Before founding TheMarker, Eytan was business editor, business manager and subcontractor for the Israeli branch of Reuters Plc, a leading international news and financial data provider. He consulted clients on investment banking and financial IR/PR, and managed a financial information platform that he developed, later sold to Reuters. Eytan holds a BSc in business and biology and an MBA in financial engineering, both from the Hebrew University in Jerusalem. In 2004, Eytan initiated a SEC commission to set an ethical code for economic websites. He occasionally lectures at the Tel Aviv University the Hebrew University, the IDC center in Hertzelia and other forums. He is an alumnus of the Singularity University at Silicon Valley. Eytan writes on financial markets, macroeconomics and crony capitalism, hi-tech and broad socio-economic issues He is an IDF Navy underwater expert, he likes diving, sailing and all matters of off-road activities.
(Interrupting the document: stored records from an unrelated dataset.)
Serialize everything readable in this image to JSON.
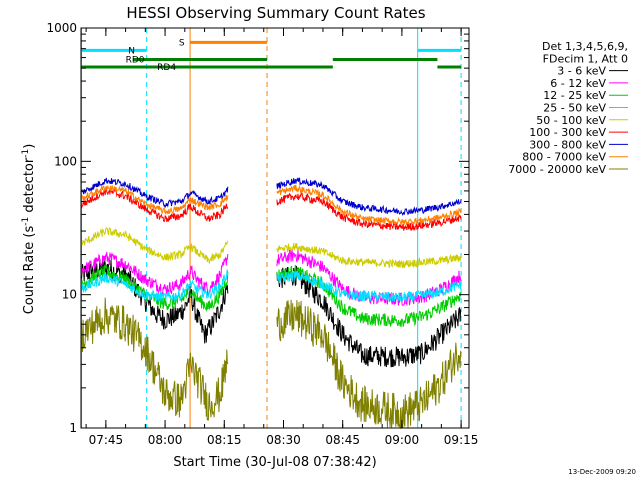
{
  "chart_data": {
    "type": "line",
    "title": "HESSI Observing Summary Count Rates",
    "xlabel": "Start Time (30-Jul-08 07:38:42)",
    "ylabel_main": "Count Rate (s",
    "ylabel_sup1": "-1",
    "ylabel_mid": " detector",
    "ylabel_sup2": "-1",
    "ylabel_end": ")",
    "yscale": "log",
    "xlim": [
      "07:38:42",
      "09:17:00"
    ],
    "ylim": [
      1,
      1000
    ],
    "x_ticks": [
      "07:45",
      "08:00",
      "08:15",
      "08:30",
      "08:45",
      "09:00",
      "09:15"
    ],
    "y_ticks": [
      "1",
      "10",
      "100",
      "1000"
    ],
    "footer": "13-Dec-2009 09:20",
    "legend": {
      "header": [
        "Det 1,3,4,5,6,9,",
        "FDecim 1, Att 0"
      ],
      "placement": "right"
    },
    "flags": [
      {
        "label": "N",
        "color": "#00e0ff",
        "level": 680,
        "segments": [
          [
            "07:38:42",
            "07:55:20"
          ],
          [
            "09:04:00",
            "09:15:00"
          ]
        ]
      },
      {
        "label": "S",
        "color": "#ff8000",
        "level": 780,
        "segments": [
          [
            "08:06:20",
            "08:25:50"
          ]
        ]
      },
      {
        "label": "RD0",
        "color": "#008000",
        "level": 580,
        "segments": [
          [
            "07:52:00",
            "08:25:50"
          ],
          [
            "08:42:30",
            "09:09:00"
          ]
        ]
      },
      {
        "label": "RD4",
        "color": "#008000",
        "level": 510,
        "segments": [
          [
            "07:38:42",
            "08:25:50"
          ],
          [
            "08:25:50",
            "08:42:30"
          ],
          [
            "09:09:00",
            "09:15:00"
          ]
        ]
      }
    ],
    "vlines": [
      {
        "time": "07:38:50",
        "color": "#00e0ff",
        "style": "solid"
      },
      {
        "time": "07:55:20",
        "color": "#00e0ff",
        "style": "dash"
      },
      {
        "time": "08:06:20",
        "color": "#ff8000",
        "style": "solid"
      },
      {
        "time": "08:25:50",
        "color": "#ff8000",
        "style": "dash"
      },
      {
        "time": "09:04:00",
        "color": "#00e0ff",
        "style": "solid"
      },
      {
        "time": "09:15:00",
        "color": "#00e0ff",
        "style": "dash"
      }
    ],
    "segments": [
      [
        "07:38:42",
        "08:16:00"
      ],
      [
        "08:28:20",
        "09:15:00"
      ]
    ],
    "series": [
      {
        "name": "3 - 6 keV",
        "color": "#000000",
        "noise": 0.08,
        "points": [
          [
            "07:38:42",
            14
          ],
          [
            "07:45:00",
            16
          ],
          [
            "07:50:00",
            14
          ],
          [
            "07:55:00",
            9
          ],
          [
            "07:58:00",
            7
          ],
          [
            "08:00:00",
            6.5
          ],
          [
            "08:03:00",
            7
          ],
          [
            "08:05:00",
            8
          ],
          [
            "08:06:30",
            10
          ],
          [
            "08:08:00",
            7
          ],
          [
            "08:10:00",
            5
          ],
          [
            "08:12:00",
            6
          ],
          [
            "08:14:00",
            8
          ],
          [
            "08:16:00",
            12
          ],
          [
            "08:28:20",
            13
          ],
          [
            "08:33:00",
            14
          ],
          [
            "08:40:00",
            9
          ],
          [
            "08:45:00",
            5
          ],
          [
            "08:50:00",
            3.5
          ],
          [
            "09:00:00",
            3.4
          ],
          [
            "09:05:00",
            3.6
          ],
          [
            "09:10:00",
            5
          ],
          [
            "09:15:00",
            7
          ]
        ]
      },
      {
        "name": "6 - 12 keV",
        "color": "#ff00ff",
        "noise": 0.05,
        "points": [
          [
            "07:38:42",
            15
          ],
          [
            "07:45:00",
            19
          ],
          [
            "07:50:00",
            17
          ],
          [
            "07:55:00",
            13
          ],
          [
            "08:00:00",
            11
          ],
          [
            "08:04:00",
            12
          ],
          [
            "08:06:30",
            15
          ],
          [
            "08:08:00",
            13
          ],
          [
            "08:11:00",
            11
          ],
          [
            "08:14:00",
            14
          ],
          [
            "08:16:00",
            20
          ],
          [
            "08:28:20",
            18
          ],
          [
            "08:33:00",
            20
          ],
          [
            "08:40:00",
            16
          ],
          [
            "08:45:00",
            11
          ],
          [
            "08:50:00",
            9.5
          ],
          [
            "09:00:00",
            9.2
          ],
          [
            "09:05:00",
            9.6
          ],
          [
            "09:10:00",
            11
          ],
          [
            "09:15:00",
            14
          ]
        ]
      },
      {
        "name": "12 - 25 keV",
        "color": "#00cc00",
        "noise": 0.05,
        "points": [
          [
            "07:38:42",
            12
          ],
          [
            "07:45:00",
            15
          ],
          [
            "07:50:00",
            13
          ],
          [
            "07:55:00",
            10
          ],
          [
            "08:00:00",
            8.5
          ],
          [
            "08:04:00",
            9
          ],
          [
            "08:06:30",
            11
          ],
          [
            "08:08:00",
            9.5
          ],
          [
            "08:11:00",
            8
          ],
          [
            "08:14:00",
            10
          ],
          [
            "08:16:00",
            14
          ],
          [
            "08:28:20",
            14
          ],
          [
            "08:33:00",
            15
          ],
          [
            "08:40:00",
            12
          ],
          [
            "08:45:00",
            8
          ],
          [
            "08:50:00",
            6.6
          ],
          [
            "09:00:00",
            6.4
          ],
          [
            "09:05:00",
            6.8
          ],
          [
            "09:10:00",
            8
          ],
          [
            "09:15:00",
            10
          ]
        ]
      },
      {
        "name": "25 - 50 keV",
        "color": "#00e0ff",
        "noise": 0.04,
        "points": [
          [
            "07:38:42",
            11
          ],
          [
            "07:45:00",
            13.5
          ],
          [
            "07:50:00",
            12
          ],
          [
            "07:55:00",
            10
          ],
          [
            "08:00:00",
            9.5
          ],
          [
            "08:04:00",
            10
          ],
          [
            "08:06:30",
            12
          ],
          [
            "08:08:00",
            11
          ],
          [
            "08:11:00",
            10
          ],
          [
            "08:14:00",
            11.5
          ],
          [
            "08:16:00",
            15
          ],
          [
            "08:28:20",
            13
          ],
          [
            "08:33:00",
            14
          ],
          [
            "08:40:00",
            12
          ],
          [
            "08:45:00",
            10
          ],
          [
            "08:50:00",
            9.8
          ],
          [
            "09:00:00",
            9.5
          ],
          [
            "09:05:00",
            9.8
          ],
          [
            "09:10:00",
            10.5
          ],
          [
            "09:15:00",
            12
          ]
        ]
      },
      {
        "name": "50 - 100 keV",
        "color": "#cccc00",
        "noise": 0.03,
        "points": [
          [
            "07:38:42",
            24
          ],
          [
            "07:45:00",
            30
          ],
          [
            "07:50:00",
            28
          ],
          [
            "07:55:00",
            22
          ],
          [
            "08:00:00",
            19
          ],
          [
            "08:04:00",
            20
          ],
          [
            "08:06:30",
            23
          ],
          [
            "08:08:00",
            21
          ],
          [
            "08:11:00",
            18
          ],
          [
            "08:14:00",
            20
          ],
          [
            "08:16:00",
            25
          ],
          [
            "08:28:20",
            22
          ],
          [
            "08:33:00",
            23
          ],
          [
            "08:40:00",
            21
          ],
          [
            "08:45:00",
            18
          ],
          [
            "08:50:00",
            17.5
          ],
          [
            "09:00:00",
            17
          ],
          [
            "09:05:00",
            17.5
          ],
          [
            "09:10:00",
            18
          ],
          [
            "09:15:00",
            19
          ]
        ]
      },
      {
        "name": "100 - 300 keV",
        "color": "#ff0000",
        "noise": 0.03,
        "points": [
          [
            "07:38:42",
            47
          ],
          [
            "07:45:00",
            60
          ],
          [
            "07:50:00",
            55
          ],
          [
            "07:55:00",
            44
          ],
          [
            "08:00:00",
            37
          ],
          [
            "08:04:00",
            39
          ],
          [
            "08:06:30",
            46
          ],
          [
            "08:08:00",
            42
          ],
          [
            "08:11:00",
            37
          ],
          [
            "08:14:00",
            40
          ],
          [
            "08:16:00",
            48
          ],
          [
            "08:28:20",
            50
          ],
          [
            "08:33:00",
            55
          ],
          [
            "08:40:00",
            50
          ],
          [
            "08:45:00",
            38
          ],
          [
            "08:50:00",
            34
          ],
          [
            "09:00:00",
            32
          ],
          [
            "09:05:00",
            33
          ],
          [
            "09:10:00",
            35
          ],
          [
            "09:15:00",
            38
          ]
        ]
      },
      {
        "name": "300 - 800 keV",
        "color": "#0000cc",
        "noise": 0.025,
        "points": [
          [
            "07:38:42",
            58
          ],
          [
            "07:45:00",
            72
          ],
          [
            "07:50:00",
            68
          ],
          [
            "07:55:00",
            55
          ],
          [
            "08:00:00",
            48
          ],
          [
            "08:04:00",
            50
          ],
          [
            "08:06:30",
            58
          ],
          [
            "08:08:00",
            55
          ],
          [
            "08:11:00",
            50
          ],
          [
            "08:14:00",
            53
          ],
          [
            "08:16:00",
            62
          ],
          [
            "08:28:20",
            65
          ],
          [
            "08:33:00",
            72
          ],
          [
            "08:40:00",
            66
          ],
          [
            "08:45:00",
            50
          ],
          [
            "08:50:00",
            45
          ],
          [
            "09:00:00",
            42
          ],
          [
            "09:05:00",
            43
          ],
          [
            "09:10:00",
            46
          ],
          [
            "09:15:00",
            50
          ]
        ]
      },
      {
        "name": "800 - 7000 keV",
        "color": "#ff8000",
        "noise": 0.025,
        "points": [
          [
            "07:38:42",
            52
          ],
          [
            "07:45:00",
            64
          ],
          [
            "07:50:00",
            60
          ],
          [
            "07:55:00",
            48
          ],
          [
            "08:00:00",
            42
          ],
          [
            "08:04:00",
            44
          ],
          [
            "08:06:30",
            52
          ],
          [
            "08:08:00",
            49
          ],
          [
            "08:11:00",
            45
          ],
          [
            "08:14:00",
            48
          ],
          [
            "08:16:00",
            55
          ],
          [
            "08:28:20",
            58
          ],
          [
            "08:33:00",
            63
          ],
          [
            "08:40:00",
            56
          ],
          [
            "08:45:00",
            42
          ],
          [
            "08:50:00",
            37
          ],
          [
            "09:00:00",
            35
          ],
          [
            "09:05:00",
            36
          ],
          [
            "09:10:00",
            38
          ],
          [
            "09:15:00",
            42
          ]
        ]
      },
      {
        "name": "7000 - 20000 keV",
        "color": "#808000",
        "noise": 0.14,
        "points": [
          [
            "07:38:42",
            5
          ],
          [
            "07:45:00",
            7
          ],
          [
            "07:50:00",
            6
          ],
          [
            "07:55:00",
            4
          ],
          [
            "07:58:00",
            2.5
          ],
          [
            "08:00:00",
            1.8
          ],
          [
            "08:04:00",
            1.6
          ],
          [
            "08:06:30",
            3
          ],
          [
            "08:08:00",
            2.4
          ],
          [
            "08:11:00",
            1.5
          ],
          [
            "08:14:00",
            1.8
          ],
          [
            "08:16:00",
            3.5
          ],
          [
            "08:28:20",
            6
          ],
          [
            "08:33:00",
            7
          ],
          [
            "08:40:00",
            5
          ],
          [
            "08:45:00",
            2.2
          ],
          [
            "08:50:00",
            1.5
          ],
          [
            "09:00:00",
            1.3
          ],
          [
            "09:05:00",
            1.5
          ],
          [
            "09:10:00",
            2.2
          ],
          [
            "09:15:00",
            4
          ]
        ]
      }
    ]
  }
}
His other hobbies include reading economic books and academic research, SEC filings and IMF/OECD reports.
A third way
As with any other economic system, capitalism is capable of creating market failures. With no defined rules, crooked politicians and businessmen can often lead to companies that by definition are very similar to large-scale criminal organizations. This is one of the worst examples, but it is a very human-centric one. In the future the greatest potential to generate even bigger market failures will come from technology.